The “Two-Model” Pattern for Cost & Reliability
Cross-Industry • ~8–9 min read • Updated Jan 11, 2025 • By OneMind Strata Team
Context
Running everything through your best model is easy—and expensive. Production teams win with a simple play: route most traffic to a cheap model and escalate only when signals say “this is hard or high-stakes.” Done well, this cuts spend, protects latency budgets, and improves reliability without sacrificing outcomes.
Core Framework
- Three routes, not two: cheap → smart → human.
- Cheap: default, fast responses for clear/easy cases.
- Smart: bigger model or tool-augmented path for ambiguous/critical cases.
- Human: confirm/override for high-risk or policy-triggered cases.
- Escalation signals: Decide what triggers handoff:
- Confidence: self-score, logprob bands, or evaluator micro-model.
- Policy: safety/PII classifiers, tenant/role constraints.
- Task: category-specific rules (financial advice, medical claims, critical ops).
- Structure: required fields missing; format not met.
- Path SLOs: Own budgets per route: p95 latency, answerability, override burden, and cost per accepted action.
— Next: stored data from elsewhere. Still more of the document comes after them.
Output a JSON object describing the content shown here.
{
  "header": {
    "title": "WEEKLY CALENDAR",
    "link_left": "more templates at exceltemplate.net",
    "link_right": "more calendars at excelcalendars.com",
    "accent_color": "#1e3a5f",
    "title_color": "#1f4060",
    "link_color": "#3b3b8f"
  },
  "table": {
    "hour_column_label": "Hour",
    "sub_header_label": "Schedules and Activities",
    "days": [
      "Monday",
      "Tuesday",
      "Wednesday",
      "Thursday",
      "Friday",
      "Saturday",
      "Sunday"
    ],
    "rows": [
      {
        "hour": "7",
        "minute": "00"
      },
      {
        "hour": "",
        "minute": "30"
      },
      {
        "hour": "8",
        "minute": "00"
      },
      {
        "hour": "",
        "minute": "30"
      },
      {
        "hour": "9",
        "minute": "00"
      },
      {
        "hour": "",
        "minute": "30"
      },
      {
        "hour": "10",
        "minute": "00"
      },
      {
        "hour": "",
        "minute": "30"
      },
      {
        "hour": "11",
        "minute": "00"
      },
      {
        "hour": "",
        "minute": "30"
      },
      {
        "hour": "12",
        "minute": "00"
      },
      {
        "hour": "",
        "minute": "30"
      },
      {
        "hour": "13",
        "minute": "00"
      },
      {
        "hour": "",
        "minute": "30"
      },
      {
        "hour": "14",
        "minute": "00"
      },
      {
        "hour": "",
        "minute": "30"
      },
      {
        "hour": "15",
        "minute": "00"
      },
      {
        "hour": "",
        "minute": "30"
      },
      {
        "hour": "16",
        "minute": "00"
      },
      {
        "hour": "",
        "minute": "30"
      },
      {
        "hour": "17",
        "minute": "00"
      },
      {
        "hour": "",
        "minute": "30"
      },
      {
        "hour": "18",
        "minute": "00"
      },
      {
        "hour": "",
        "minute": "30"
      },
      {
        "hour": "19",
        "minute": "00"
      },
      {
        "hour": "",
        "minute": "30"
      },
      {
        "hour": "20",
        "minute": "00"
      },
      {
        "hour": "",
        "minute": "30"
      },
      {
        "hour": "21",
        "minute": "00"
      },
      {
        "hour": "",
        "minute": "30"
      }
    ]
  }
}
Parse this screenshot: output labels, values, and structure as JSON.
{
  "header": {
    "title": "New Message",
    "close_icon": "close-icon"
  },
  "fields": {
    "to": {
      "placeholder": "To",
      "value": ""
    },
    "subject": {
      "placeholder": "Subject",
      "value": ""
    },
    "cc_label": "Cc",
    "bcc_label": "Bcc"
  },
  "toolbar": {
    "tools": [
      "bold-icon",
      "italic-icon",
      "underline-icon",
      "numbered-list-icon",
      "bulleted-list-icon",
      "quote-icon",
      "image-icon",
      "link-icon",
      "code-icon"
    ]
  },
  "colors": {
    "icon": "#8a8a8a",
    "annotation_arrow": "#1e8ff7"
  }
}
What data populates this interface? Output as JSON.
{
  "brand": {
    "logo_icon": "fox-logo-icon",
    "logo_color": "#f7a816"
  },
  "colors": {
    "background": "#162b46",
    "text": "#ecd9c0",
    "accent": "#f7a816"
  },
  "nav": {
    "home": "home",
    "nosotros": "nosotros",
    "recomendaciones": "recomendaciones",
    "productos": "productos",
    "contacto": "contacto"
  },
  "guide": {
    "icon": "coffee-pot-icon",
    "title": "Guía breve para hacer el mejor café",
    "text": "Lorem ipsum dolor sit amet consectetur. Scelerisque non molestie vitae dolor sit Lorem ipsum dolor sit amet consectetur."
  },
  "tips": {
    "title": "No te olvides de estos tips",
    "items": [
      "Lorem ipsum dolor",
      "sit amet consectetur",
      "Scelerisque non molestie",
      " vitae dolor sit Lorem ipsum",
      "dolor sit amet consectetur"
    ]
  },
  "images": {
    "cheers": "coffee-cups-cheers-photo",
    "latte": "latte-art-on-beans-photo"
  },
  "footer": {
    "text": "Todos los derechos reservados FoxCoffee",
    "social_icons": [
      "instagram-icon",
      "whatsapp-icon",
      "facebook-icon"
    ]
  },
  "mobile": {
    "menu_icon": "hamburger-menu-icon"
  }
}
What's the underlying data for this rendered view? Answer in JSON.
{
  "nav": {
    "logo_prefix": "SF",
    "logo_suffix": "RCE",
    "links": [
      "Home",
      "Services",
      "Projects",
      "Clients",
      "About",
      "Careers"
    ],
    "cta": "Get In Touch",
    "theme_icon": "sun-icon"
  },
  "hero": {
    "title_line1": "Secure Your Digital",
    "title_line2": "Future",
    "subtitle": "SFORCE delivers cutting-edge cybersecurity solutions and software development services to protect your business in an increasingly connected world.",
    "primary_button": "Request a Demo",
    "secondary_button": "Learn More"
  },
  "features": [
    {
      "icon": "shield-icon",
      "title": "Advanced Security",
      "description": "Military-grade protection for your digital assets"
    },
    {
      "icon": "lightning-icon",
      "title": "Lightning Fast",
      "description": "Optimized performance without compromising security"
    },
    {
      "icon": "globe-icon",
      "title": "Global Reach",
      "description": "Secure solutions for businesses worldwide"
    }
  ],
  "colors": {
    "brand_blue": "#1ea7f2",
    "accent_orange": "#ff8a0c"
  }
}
- Cache & reuse first: Put caching, rerankers, and snippets before escalation to avoid unnecessary “smart” calls.
Recommended Actions
- Define route criteria: A single page listing escalation signals and thresholds (cheap→smart, smart→human).
- Implement a route tag: Log
route=cheap|smart|human
on every trace withroute_reason
and threshold values. - Wire a verifier: Use a tiny evaluator model or heuristics to judge “answerability to rubric.”
- Set budgets: p95 latency per route, target escalation rate (e.g., ≤ 18%), and max cost-per-accepted-action.
- Freeze a fallback: For timeouts or model errors, return a rule-based template or last-known-good draft.
Reference Architecture
- Ingress: request + task_id + surface + context.
- Cheap path: small model → validator (format/policy) → accept if pass.
- Escalator: if fail or “low-confidence,” send to smart path (bigger model, retrieval + tools).
- Human gate: if still low-confidence or policy at risk, open confirm/override with rationale & evidence.
- Telemetry: traces include route, thresholds, model/prompt versions, guardrail events, latency, cost.
Common Pitfalls
- Over-escalation: thresholds too conservative → costs spike; tune against golden sets.
- Unowned budgets: no SLO owner per path → drift goes unnoticed.
- Opaque routing: no route_reason → you can’t debug escalations or reduce them.
- Missing fallback: timeouts on smart path stall users; always return a safe alternative.
Quick Win Checklist
- Add
route
androute_reason
to traces; graph escalation rate daily. - Stand up a tiny evaluator (rubric 0–3) and escalate on scores ≤ 1.
- Set p95 latency budgets per route and block releases that regress.
- Cache successful responses for frequent tasks; measure cache hit rate.
- Publish a one-pager: thresholds, owners, and rollback plan.
Closing
The two-model pattern is really a three-route operating model: cheap by default, smart when justified, human when needed. With clear signals, route-aware SLOs, and solid fallbacks, you’ll ship faster, spend less, and raise trust over time.